Соль или птичий помет,
Или небесная манна?
Сохнет горячий йод
Выкипевшего лимана.
Можно зубы сцепить,
Выгнуть плоскую спину,
Суслика утопить,
В чайку навозом кинуть.
Хлопают двери, ищется рубль,
Кофе стынет в чашке нарядной:
Ослепительный черный уголь
Выгружается возле парадной.
Берется у дворника лопата,
Из ведер вытряхиваются кошки,
На животе темные капли пота
Прокладывают розовые дорожки.
И, едва машина отъедет,
Уляжется пыль, засверкает камень,
Вплотную придвинутся соседи,
Одобрительно цокая языками.
На корпусе, некогда белом,
Холодных ракушек нарост.
Вода приседает всем телом,
И снова встает во весь рост.
Подводные светятся тени
Под суриком клепаных скал,
В прозрачных сосудах растений
Неоновый слабый накал.
Меня выволакивал ужас
На палубу ржавой баржи,
Где в жаркой коричневой луже
Разбухшие зернышки ржи.
Шли поезда из пункта А,
В колхозе взвешивали сено,
В бассейн какая-то вода
Лилась тоскливо из бассейна.
Важнейшая из всех задач
Скрипела дверью в коридоре…
А дальше, за жасмином дач,
Кружилась песенка над морем.
Шел пароход из пункта Б,
Волной постукивал на стыке,
И волновались на трубе
На звук помноженные блики.
Любой пустяк, любая малость —
И в горле окислялся ком.
Ничто еще не рифмовалось,
Но морем пахло и песком.
И лишь для маменькиных дочек
Коварный припасен стишок:
— Жасмин хорошенький цветочек,
Он пахнет очень хорошо.
По щечкам, покрасневшим густо,
По требованью прекратить
Догадываюсь, что искусство
Могло бы горы своротить.
Солнце не сходит с неба,
И в белизне кромешной
Хлопья темного снега
С листьями вперемешку.
«Раскинулось море широко…»
Поет хмельной старикашка.
И вот из раскрытых окон
Летят медяшки в бумажках.
Соседки не очень метки,
И мы, смущенно и быстро,
Собираем монетки
И отдаем артисту.
Поковырявшись в чистом ухе,
Глаза на часики скосив,
Наш первый ученик Житухин
Меня конфетой угостил.
Она растаяла от пота
В моем смущенном кулаке…
Ах, пиджачок из шевиота,
Ах, перхоть на воротнике!
По коридору туда и обратно,
Нет конца большой перемене,
В буфете шумно едят пельмени,
С маслом и уксусом, вероятно.
В углу первоклассники скользят,
Кто-то носом в стенку зарылся.
Даже к окну подойти нельзя —
Там плачет учительница рыса.
Опущены темные шторы,
И заперты двери на ключ.
В тарелке зажег помидоры
Шуршащий пылинками луч.
За окнами блики и лужи,
Звенит, громыхает, рябит…
Наказан или простужен,
А может быть, просто забыт.
Беседу, приблизившись лбами,
Родители тайно ведут.
На улице Княжеской — баня,
Меня в эту баню ведут.
Там серые мыльные клочья,
Там шайка гремит об ушат.
Избавившись от оболочек,
Бесшумные папы кишат.
Слякоть на улице.

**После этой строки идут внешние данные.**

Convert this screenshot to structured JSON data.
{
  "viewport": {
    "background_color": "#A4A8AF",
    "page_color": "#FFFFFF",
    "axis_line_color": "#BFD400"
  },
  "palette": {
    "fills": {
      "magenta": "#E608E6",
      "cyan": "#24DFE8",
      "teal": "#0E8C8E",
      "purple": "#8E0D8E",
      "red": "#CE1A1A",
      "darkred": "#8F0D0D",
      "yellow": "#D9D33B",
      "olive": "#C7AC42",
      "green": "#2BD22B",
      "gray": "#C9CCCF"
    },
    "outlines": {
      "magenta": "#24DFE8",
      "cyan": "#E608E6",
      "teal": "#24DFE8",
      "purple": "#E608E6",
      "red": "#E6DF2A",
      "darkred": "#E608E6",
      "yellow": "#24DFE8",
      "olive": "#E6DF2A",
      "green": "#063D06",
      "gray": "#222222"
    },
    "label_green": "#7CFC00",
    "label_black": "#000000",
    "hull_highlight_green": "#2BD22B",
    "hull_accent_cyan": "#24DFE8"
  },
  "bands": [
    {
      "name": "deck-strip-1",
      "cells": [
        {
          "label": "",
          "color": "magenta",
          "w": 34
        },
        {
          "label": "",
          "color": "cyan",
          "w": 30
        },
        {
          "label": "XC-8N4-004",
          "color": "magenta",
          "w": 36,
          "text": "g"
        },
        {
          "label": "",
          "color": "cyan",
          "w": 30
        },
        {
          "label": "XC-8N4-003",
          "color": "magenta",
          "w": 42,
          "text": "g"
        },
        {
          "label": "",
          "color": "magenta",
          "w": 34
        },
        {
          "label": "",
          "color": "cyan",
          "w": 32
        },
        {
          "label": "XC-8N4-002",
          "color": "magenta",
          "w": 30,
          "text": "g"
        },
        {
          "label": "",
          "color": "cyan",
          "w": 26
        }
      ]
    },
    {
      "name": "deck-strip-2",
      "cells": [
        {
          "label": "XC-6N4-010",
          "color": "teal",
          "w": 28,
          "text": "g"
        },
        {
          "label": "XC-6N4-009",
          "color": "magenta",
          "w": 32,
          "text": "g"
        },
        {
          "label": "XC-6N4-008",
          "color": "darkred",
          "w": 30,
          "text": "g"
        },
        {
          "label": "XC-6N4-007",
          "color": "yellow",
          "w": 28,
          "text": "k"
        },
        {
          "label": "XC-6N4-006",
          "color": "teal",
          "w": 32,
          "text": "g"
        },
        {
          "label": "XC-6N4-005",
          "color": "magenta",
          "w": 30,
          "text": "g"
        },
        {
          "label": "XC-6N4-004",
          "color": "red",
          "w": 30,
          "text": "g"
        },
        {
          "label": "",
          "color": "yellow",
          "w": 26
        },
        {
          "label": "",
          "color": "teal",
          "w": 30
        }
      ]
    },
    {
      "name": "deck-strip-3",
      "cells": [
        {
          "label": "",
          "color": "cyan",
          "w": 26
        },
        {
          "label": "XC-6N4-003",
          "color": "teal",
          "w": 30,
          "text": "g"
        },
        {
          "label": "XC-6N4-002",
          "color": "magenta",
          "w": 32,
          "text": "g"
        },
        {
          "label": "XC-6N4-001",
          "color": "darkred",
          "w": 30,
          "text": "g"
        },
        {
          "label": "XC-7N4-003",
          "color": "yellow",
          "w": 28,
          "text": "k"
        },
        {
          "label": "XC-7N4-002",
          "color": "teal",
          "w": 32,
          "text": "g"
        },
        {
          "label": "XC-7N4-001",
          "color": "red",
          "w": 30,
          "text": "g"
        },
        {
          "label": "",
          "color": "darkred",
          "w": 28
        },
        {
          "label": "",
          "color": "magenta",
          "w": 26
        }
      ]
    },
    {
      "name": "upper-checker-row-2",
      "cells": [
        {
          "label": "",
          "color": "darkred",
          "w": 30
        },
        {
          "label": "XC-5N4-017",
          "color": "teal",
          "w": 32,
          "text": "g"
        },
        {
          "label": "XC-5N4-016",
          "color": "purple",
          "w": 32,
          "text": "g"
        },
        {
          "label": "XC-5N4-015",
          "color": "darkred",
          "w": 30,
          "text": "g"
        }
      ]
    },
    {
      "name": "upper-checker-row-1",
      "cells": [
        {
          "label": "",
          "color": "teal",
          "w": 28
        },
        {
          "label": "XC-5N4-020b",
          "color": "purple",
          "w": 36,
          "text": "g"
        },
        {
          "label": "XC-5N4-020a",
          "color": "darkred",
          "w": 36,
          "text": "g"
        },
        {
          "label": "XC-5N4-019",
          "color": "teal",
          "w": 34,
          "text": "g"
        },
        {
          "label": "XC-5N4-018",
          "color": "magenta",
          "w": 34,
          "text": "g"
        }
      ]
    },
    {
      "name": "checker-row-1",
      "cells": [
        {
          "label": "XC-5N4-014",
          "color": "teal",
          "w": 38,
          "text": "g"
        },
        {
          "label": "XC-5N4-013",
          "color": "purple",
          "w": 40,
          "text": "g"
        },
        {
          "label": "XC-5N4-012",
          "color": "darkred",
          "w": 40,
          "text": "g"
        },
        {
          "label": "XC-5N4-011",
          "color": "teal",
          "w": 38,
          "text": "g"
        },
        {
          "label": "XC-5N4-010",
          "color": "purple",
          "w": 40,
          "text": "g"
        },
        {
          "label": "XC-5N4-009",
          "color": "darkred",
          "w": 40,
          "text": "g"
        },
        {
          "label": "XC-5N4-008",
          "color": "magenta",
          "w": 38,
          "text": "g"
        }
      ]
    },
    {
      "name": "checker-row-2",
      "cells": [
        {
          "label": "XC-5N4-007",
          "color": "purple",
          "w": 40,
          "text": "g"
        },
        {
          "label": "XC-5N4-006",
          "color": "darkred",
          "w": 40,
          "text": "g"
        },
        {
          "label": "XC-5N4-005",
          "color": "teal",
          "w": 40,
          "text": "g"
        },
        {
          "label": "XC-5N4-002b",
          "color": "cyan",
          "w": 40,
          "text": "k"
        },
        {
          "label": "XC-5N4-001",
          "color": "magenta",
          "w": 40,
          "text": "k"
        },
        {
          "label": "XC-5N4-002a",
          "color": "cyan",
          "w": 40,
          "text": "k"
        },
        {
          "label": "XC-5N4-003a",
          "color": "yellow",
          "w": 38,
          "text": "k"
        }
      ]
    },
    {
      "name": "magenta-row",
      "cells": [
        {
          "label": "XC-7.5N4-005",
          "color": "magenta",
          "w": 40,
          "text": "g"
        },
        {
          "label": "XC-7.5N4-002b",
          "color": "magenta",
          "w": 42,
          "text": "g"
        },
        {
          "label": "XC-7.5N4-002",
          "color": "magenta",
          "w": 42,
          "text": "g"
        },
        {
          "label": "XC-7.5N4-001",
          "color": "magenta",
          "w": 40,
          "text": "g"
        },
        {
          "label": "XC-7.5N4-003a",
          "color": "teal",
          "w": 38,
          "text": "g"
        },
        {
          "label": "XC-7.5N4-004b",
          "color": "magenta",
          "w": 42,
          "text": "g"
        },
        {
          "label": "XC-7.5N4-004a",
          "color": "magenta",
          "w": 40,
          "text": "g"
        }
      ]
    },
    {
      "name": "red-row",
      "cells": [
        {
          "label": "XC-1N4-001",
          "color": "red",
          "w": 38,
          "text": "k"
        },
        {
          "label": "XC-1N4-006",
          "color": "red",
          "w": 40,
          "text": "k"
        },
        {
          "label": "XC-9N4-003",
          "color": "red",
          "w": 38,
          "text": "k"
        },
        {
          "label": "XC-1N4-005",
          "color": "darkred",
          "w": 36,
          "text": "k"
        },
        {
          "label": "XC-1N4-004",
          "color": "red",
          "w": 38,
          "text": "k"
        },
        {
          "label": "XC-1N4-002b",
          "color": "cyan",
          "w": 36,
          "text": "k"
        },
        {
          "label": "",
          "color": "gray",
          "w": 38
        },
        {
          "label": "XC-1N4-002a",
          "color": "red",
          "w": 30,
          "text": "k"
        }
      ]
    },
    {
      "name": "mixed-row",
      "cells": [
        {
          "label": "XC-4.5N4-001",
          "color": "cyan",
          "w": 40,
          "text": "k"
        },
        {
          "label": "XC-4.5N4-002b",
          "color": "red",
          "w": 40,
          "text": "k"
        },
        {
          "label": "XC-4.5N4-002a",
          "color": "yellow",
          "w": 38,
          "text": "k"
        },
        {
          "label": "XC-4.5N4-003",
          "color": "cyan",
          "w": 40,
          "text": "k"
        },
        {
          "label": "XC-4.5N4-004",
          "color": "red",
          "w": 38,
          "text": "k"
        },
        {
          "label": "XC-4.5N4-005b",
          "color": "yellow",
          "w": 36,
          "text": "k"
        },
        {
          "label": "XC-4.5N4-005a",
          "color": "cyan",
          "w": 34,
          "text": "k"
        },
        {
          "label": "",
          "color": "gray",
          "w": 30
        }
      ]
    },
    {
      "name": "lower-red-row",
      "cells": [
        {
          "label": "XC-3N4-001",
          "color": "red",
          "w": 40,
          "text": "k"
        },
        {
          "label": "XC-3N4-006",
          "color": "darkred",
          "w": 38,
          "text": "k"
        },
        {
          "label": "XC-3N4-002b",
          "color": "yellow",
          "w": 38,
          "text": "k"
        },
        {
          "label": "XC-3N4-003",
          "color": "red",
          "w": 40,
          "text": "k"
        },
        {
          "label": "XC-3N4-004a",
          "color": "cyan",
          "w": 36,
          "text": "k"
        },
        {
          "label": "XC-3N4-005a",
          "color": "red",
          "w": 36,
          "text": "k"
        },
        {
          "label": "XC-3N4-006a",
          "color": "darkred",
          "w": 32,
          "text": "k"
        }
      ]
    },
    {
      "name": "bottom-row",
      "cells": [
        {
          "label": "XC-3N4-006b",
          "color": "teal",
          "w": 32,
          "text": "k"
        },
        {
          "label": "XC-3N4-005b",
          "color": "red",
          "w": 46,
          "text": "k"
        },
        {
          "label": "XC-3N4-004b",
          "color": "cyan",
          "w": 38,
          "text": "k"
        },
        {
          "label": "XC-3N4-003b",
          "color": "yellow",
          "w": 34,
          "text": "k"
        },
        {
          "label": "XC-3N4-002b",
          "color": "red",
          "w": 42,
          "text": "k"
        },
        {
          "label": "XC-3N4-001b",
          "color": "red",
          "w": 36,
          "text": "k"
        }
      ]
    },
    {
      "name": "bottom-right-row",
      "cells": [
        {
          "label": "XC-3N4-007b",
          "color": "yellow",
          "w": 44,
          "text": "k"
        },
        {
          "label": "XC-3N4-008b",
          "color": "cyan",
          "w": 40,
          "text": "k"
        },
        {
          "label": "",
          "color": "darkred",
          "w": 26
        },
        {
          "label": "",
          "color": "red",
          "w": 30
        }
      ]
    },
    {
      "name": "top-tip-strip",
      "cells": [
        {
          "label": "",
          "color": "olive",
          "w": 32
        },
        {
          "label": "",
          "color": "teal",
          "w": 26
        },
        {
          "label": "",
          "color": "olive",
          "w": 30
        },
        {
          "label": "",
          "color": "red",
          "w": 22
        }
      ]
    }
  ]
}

В комнате мутной
Дымная сырость и липкий обед.
Кто так устроил, чтоб ежеминутно
Дверь открывалась сама по себе!
Громкие ведра застряли в проходе,
Лампа сочится, как кровь из десны.
Первая, робкая старость приходит,
Волосы гладит и горло теснит.
Трамвай приближается. Вот он
Уже огибает вокзал,
Уже за вторым поворотом
Пропели его тормоза.
А дворник вдогонку хохочет,
Печальные листья метет:
Куда ты торопишься, хлопче,
Трамвай от тебя не уйдет!
Майского пляжа зыбкая свежесть,
Плавных купальщиц цветные очки,
Море дрожит, раздражает и режет
Перепуганные зрачки.
Что мне на этой свободе делать?
Ноги поджать и майку надеть,
Или свое голубое тело
Прятать, синея, в холодной воде?
Керосиновая бочка у ворот.
Керосиновая лошадь молча ждет.
Тот же самый незнакомый продавец,
Снисходительный и тихий, как мертвец.